Highly sensitive and selective low-cost SnZrO nanofiber field-effect transistor for N,N-dimethylformamide vapour detection at room temperature

Abstract

With the continuous attention to environmental issues, it is still a very important issue to study the gas sensor with high sensitivity, high selection and high stability at room temperature (28 ℃). In this work, we used electrospinning to prepare Zr-doped SnO2 nanofiber field-effect transistors (FETs).
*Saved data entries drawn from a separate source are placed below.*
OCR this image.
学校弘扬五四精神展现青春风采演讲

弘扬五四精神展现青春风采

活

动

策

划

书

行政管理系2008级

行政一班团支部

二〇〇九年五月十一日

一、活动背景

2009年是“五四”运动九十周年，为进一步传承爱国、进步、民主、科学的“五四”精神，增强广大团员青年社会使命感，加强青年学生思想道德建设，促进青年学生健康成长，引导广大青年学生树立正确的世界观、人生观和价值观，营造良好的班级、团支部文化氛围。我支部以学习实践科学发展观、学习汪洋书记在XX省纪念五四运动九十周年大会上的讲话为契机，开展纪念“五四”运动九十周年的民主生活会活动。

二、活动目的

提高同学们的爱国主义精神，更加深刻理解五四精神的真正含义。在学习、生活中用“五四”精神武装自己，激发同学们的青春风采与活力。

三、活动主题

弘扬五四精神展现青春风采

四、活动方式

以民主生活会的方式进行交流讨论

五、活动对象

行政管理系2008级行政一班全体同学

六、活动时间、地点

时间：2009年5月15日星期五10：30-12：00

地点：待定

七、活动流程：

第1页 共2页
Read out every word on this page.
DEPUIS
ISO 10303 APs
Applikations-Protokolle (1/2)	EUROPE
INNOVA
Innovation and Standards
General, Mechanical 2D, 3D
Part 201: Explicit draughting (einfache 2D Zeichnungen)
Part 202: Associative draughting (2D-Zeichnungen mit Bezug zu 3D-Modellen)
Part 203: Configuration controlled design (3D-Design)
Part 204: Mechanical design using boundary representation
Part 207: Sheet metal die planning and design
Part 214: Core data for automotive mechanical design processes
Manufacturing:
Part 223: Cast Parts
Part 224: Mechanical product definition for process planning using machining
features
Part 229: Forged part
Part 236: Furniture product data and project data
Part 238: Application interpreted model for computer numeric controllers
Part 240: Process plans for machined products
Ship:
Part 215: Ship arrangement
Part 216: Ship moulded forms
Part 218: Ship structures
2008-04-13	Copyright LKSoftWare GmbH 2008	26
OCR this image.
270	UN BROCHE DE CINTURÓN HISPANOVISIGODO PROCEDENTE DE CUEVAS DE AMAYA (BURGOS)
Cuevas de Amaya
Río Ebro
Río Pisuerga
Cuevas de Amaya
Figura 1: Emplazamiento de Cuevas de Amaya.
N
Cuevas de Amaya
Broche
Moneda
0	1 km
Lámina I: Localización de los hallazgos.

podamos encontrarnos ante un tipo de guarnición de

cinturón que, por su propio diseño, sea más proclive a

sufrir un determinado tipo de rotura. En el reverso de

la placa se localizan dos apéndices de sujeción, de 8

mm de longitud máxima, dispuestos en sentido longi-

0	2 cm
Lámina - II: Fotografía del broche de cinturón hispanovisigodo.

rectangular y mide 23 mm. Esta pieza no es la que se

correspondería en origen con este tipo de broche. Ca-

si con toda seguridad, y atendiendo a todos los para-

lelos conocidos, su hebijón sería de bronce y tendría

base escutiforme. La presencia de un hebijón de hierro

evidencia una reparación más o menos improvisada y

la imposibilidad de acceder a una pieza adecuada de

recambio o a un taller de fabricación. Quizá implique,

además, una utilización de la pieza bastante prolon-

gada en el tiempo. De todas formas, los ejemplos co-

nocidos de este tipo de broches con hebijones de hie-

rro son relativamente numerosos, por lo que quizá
The mobility (μ) of SnZrO nanofiber field-effect transistors is 1.21 cm2/Vs and the threshold voltage (VTH) of 1.1 V. When used for the detection of N,N-dimethylformamide (DMF) vapour, the SnZrO nanofiber field-effect transistors exhibit excellent performance for DMF vapour at 28 ℃, including when the DMF vapour concentration is 500 ppb, the maximum response value is as high as 91.7; excellent gas selection characteristics; fast response and recovery time (57/10 s); low concentration (50 ppb) detection stability；low theoretical detection limit (1 ppb). In addition, capacitive-voltage (C-V) analysis is used to further explore the internal mechanism of DMF sensing. The Zr-doped SnO2 nanofiber field-effect transistors prepared by electrospinning provides a new strategy for exploring DMF sensors with high selectivity and high sensitivity at room temperature.